The Effect of Maternal Education on Gender Bias in Care-Seeking for Common Childhood Illnesses
Gautam Bhan, N Bhandari, S Taneja, S Mazumder, R Bahl | February 2005
This paper assessed gender bias within hospitalisation rates to ascertain whether differential care-seeking practices significantly contribute to excess female mortality. It then examined the impact of socio-economic factors, particularly maternal education and economic status, on gender bias. The results find both the clear and significant impact of gender on hospitalisation rates, as well as the simultaneous inability of rising education and economic status to alleviate this bias. A secondary analysis was conducted within a uniquely large and ongoing randomised control trial that sought to measure the impact of Zinc supplementation on hospitalisations and deaths in low-income communities in New Delhi, India. During the course of the study, 85,633 children were enrolled and monitored over one year of follow-up. Of the 430 deaths that occurred, 230 were female (0.57 per cent of total females), while 200 were male (0.43 per cent of all males). Despite this higher mortality amongst females (p<0.02), girls were hospitalised far less frequently than boys. Of the 4,418 children who were hospitalised at least once, 2,854 (64.6%) were males and only 1,564 (35.4%) were females, indicating a significantly lower rate of care-seeking for females (p<0.00).
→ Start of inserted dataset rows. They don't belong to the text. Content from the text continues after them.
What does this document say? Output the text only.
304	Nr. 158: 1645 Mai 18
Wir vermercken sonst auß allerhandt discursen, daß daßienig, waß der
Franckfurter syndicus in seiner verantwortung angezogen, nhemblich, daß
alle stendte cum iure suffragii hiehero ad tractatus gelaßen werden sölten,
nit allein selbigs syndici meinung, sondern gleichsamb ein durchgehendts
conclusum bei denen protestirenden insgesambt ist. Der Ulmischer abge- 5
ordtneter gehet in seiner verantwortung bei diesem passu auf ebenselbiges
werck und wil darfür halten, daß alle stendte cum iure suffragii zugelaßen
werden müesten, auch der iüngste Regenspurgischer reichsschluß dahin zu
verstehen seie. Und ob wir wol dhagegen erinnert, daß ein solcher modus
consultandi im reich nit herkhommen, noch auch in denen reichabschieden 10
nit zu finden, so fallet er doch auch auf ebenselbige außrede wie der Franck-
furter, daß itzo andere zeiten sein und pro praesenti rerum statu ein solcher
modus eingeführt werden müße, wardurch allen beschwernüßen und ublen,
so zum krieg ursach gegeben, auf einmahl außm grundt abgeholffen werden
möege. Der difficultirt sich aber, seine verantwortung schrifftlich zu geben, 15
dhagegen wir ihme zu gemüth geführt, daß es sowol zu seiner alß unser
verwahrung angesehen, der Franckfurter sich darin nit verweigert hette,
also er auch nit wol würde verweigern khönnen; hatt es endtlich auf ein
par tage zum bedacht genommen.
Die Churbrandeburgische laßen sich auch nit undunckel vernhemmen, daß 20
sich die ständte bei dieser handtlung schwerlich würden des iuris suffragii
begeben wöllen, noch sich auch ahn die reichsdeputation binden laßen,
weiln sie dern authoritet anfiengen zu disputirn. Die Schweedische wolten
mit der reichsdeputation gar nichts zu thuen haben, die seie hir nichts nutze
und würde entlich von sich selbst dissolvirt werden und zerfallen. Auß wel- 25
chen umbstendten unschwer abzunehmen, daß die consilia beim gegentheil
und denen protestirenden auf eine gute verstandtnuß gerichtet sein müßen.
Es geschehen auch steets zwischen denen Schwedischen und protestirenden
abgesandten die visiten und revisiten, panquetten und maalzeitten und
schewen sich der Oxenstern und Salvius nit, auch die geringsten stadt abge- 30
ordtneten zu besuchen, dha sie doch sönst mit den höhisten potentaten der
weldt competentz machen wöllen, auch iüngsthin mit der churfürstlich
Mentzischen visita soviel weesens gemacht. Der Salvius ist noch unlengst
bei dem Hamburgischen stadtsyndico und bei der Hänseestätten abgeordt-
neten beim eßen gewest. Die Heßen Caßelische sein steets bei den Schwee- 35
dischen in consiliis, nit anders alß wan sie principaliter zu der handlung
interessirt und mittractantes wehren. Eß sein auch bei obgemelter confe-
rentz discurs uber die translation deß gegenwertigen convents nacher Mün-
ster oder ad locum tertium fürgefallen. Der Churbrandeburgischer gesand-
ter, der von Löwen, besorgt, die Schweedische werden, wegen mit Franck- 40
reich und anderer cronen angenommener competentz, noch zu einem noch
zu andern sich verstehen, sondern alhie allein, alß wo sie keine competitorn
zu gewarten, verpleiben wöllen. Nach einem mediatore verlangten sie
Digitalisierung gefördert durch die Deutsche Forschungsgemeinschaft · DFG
Curiously, our results show that gender bias is highest amongst highly educated mothers, and decreases steadily for children of mothers with a middle school education, a primary school education, and is lowest amongst mothers with no formal education. Put differently, female children of mothers with no formal education were significantly more likely to be hospitalised than children of mothers with several years of formal education, even after adjusting for all other factors. Economic status was not found to affect the association of gender and hospitalisation, though overall odds of hospitalisation rose with increasing economic status. Paternal education was found not to be significantly related to hospitalisation.